Здесь-то как раз и следует, на наш взгляд, искать принципиальное различие творческих установок Гоголя и Хармса: с одной стороны, художника классической эпохи, а с другой — писателя-авангардиста. Какой бы абсурдной ни выглядела картина мира у Гоголя, сколь бы ни был высок коэффициент «искажения» человеческой природы в дискурсе «ограниченного» повествователя-рассказчика, сознание классического автора-экспериментатора все равно придерживается принципа ценностной иерархии, не позволяя себе соскальзывать в область нравственно-философского релятивизма. Однако при всех существенных расхождениях рассматриваемых парадигм художественности непреложным остается тот факт, что сама напряженность и экспериментальный характер антропологической системы писателя обусловили актуальность того, что мы называем гоголевской традицией, для всей русской литературы последующего времени, в том числе и для эстетики литературного авангарда.
Примечания
1. Хармс Д. Полет в небеса: Стихи. Проза. Драма. Письма. Л., 1991. С. 453.

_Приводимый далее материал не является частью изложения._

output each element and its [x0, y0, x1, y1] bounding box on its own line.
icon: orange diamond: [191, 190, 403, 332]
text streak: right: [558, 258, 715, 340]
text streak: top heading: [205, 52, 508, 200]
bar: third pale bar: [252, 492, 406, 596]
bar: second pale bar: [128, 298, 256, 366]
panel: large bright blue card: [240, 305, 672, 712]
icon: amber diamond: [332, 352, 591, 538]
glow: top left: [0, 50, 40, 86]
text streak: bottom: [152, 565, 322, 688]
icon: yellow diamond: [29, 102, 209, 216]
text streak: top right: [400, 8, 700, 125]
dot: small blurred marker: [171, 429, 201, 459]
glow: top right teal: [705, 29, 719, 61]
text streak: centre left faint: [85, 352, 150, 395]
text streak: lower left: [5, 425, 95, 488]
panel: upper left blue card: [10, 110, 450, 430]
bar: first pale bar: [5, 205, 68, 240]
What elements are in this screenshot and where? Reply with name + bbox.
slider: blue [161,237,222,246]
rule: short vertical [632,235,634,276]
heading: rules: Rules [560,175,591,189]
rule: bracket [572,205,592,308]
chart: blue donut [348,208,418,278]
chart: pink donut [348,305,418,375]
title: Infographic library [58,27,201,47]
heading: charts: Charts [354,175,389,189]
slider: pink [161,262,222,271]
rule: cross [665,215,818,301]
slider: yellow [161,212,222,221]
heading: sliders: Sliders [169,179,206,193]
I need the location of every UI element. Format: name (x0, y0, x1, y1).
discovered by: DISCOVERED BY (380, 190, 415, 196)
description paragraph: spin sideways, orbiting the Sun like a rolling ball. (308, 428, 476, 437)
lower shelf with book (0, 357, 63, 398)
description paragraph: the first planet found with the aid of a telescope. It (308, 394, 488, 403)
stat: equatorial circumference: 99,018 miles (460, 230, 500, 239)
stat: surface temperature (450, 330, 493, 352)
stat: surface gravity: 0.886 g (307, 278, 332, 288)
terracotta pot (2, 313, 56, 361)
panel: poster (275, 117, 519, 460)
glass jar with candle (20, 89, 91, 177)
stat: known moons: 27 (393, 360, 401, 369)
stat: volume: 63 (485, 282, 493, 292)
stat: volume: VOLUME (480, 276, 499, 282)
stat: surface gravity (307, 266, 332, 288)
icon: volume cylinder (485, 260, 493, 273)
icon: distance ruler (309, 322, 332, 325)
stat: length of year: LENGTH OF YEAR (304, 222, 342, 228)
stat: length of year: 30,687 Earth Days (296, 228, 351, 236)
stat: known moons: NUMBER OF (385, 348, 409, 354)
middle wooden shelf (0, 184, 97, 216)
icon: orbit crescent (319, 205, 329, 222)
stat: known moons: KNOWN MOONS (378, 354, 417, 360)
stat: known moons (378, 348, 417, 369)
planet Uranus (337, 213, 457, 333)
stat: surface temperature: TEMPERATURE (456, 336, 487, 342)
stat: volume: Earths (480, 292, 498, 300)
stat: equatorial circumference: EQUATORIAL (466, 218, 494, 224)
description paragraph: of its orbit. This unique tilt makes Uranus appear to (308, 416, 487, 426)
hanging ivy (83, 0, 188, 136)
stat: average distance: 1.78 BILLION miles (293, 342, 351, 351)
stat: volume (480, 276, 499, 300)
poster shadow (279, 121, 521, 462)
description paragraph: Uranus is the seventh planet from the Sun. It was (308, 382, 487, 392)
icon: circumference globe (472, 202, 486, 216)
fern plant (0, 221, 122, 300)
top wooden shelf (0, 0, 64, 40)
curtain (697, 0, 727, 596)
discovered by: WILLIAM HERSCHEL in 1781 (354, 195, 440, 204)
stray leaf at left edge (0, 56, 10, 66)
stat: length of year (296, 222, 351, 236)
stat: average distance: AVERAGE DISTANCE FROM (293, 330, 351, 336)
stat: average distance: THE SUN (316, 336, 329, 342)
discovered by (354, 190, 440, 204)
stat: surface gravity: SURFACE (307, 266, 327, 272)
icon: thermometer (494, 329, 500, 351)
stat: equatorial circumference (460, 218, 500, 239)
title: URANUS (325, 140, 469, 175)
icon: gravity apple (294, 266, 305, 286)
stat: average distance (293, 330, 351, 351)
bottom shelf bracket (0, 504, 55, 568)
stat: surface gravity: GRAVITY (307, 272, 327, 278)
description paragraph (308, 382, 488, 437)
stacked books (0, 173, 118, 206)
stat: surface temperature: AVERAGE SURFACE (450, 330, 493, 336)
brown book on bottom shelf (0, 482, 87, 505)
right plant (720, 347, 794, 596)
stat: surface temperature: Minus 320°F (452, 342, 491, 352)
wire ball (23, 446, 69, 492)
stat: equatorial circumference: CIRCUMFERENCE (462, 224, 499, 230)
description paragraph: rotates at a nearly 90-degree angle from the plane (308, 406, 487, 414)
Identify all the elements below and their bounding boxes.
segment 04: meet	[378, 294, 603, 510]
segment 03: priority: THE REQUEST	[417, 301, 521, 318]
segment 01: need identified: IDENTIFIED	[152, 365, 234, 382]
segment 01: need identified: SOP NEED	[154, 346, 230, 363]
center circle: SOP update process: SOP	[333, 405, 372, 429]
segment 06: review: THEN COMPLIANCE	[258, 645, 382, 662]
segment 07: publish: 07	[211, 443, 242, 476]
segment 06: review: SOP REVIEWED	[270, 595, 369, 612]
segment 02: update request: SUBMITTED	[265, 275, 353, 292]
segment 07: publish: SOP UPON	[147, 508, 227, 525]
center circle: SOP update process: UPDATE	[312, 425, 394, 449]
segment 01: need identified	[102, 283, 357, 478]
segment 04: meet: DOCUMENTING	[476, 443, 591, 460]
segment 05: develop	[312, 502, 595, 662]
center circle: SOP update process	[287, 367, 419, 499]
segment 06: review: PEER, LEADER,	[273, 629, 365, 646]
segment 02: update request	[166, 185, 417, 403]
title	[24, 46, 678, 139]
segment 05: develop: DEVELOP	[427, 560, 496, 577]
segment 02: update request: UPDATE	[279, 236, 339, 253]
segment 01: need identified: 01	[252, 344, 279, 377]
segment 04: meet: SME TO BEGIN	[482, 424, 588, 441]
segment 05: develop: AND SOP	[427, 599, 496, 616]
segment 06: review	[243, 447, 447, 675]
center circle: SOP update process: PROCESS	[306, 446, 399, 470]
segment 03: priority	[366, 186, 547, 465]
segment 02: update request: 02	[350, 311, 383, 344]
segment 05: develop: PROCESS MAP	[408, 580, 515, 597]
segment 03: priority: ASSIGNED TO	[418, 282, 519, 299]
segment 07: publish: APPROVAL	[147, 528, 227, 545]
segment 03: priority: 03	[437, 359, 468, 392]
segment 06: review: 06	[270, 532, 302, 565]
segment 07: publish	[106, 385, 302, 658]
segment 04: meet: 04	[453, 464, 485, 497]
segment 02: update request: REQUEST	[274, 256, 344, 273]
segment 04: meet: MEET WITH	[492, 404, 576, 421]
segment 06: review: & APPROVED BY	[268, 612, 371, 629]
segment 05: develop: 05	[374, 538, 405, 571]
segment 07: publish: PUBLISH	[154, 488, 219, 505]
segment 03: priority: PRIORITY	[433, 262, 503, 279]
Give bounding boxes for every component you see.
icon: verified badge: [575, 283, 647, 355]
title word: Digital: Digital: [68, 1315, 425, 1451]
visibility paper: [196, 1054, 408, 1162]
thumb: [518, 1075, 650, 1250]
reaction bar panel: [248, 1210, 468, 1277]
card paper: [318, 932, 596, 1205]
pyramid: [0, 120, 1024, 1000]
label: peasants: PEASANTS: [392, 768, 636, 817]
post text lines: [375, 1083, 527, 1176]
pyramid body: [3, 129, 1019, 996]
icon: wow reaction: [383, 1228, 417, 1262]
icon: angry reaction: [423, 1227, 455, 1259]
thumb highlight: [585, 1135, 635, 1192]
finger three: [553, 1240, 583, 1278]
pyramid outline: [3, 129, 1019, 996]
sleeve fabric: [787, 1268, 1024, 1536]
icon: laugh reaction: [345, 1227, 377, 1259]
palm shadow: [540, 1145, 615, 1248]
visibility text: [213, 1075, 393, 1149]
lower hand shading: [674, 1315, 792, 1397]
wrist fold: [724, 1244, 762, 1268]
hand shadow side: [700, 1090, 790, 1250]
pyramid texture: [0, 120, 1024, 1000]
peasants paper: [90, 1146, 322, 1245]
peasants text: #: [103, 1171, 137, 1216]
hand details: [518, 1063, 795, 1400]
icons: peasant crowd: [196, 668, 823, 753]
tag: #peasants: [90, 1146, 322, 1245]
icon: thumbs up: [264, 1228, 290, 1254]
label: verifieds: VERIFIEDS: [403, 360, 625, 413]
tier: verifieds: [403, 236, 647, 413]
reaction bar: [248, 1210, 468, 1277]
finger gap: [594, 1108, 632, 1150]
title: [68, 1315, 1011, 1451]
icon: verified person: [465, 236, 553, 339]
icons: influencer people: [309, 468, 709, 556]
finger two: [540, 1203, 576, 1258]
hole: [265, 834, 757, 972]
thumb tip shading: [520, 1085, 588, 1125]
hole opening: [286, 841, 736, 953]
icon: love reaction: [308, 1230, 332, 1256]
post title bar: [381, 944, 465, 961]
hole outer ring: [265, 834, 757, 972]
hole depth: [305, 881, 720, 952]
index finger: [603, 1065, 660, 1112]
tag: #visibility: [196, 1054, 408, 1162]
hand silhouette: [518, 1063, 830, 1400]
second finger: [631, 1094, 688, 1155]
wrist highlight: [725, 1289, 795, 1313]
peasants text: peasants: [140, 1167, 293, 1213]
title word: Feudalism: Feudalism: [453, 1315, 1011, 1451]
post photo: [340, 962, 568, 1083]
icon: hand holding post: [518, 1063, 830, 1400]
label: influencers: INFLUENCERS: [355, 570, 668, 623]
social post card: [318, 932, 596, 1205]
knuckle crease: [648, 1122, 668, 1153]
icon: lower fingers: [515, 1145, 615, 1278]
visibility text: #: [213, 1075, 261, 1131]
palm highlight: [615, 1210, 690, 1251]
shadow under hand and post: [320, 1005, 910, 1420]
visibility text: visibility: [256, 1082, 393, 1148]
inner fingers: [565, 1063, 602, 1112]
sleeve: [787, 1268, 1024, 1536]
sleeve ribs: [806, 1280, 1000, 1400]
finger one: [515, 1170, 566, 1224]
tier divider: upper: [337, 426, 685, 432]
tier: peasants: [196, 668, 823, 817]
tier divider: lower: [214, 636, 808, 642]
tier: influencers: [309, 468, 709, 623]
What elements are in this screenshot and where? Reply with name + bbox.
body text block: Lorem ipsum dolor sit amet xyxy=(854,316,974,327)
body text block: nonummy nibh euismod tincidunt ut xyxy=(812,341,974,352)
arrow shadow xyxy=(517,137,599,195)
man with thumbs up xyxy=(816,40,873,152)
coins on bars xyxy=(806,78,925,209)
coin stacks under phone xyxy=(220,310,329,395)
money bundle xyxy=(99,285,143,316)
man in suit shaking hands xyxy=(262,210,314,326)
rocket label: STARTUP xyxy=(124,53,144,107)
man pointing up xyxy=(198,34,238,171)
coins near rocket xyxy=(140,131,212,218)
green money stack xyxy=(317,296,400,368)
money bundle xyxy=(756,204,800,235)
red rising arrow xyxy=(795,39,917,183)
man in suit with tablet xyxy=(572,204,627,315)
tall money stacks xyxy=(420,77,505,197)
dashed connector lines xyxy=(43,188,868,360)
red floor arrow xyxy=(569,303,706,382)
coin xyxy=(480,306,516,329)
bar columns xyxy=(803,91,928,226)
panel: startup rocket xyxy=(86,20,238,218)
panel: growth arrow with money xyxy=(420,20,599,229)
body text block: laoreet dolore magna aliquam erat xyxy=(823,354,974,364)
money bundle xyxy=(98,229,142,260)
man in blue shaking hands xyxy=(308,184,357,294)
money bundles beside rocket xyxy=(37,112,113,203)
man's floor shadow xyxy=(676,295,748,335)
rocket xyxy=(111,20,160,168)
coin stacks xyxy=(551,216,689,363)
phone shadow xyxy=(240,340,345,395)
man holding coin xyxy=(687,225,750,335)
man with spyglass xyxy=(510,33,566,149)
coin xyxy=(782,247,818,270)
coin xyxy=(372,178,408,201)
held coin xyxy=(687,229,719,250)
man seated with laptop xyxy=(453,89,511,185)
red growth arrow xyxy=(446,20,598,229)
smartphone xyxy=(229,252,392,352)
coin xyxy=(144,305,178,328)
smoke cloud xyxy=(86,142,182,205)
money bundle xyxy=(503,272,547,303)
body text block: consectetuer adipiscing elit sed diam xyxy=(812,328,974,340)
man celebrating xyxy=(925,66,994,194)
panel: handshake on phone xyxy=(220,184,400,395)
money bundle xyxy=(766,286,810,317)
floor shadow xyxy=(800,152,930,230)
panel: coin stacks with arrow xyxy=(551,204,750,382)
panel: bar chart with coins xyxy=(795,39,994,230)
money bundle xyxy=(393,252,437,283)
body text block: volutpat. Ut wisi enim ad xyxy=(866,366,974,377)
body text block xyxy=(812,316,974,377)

2. Бердяев Н. А. О русских классиках. М., 1993. С. 79.
6. Курсив в цитатах здесь и далее наш. — О. З.
7. Бицилли П. М. Проблема человека у Гоголя. С. 556.
8. Жаккар Ж.-Ф. Даниил Хармс и конец русского авангарда / Пер. с фр. СПб., 1995. С. 233–234.
9. Хармс Д. Полет в небеса: Стихи. Проза. Драма. С. 367.
11. Достоевский Ф. М. ПСС: В 30 т. Т. 27. Л., 1984. С. 65.
13. Бердяев Н. А. О русских классиках. С. 79.
15. Хармс Д. Полет в небеса. С. 335, 339.
18. Жолковский А. К. Блуждающие сны и другие работы. М., 1994. С. 71.
19. Вайскопф М. Сюжет Гоголя: Морфология. Идеология. Контекст. М., 1993. С. 361.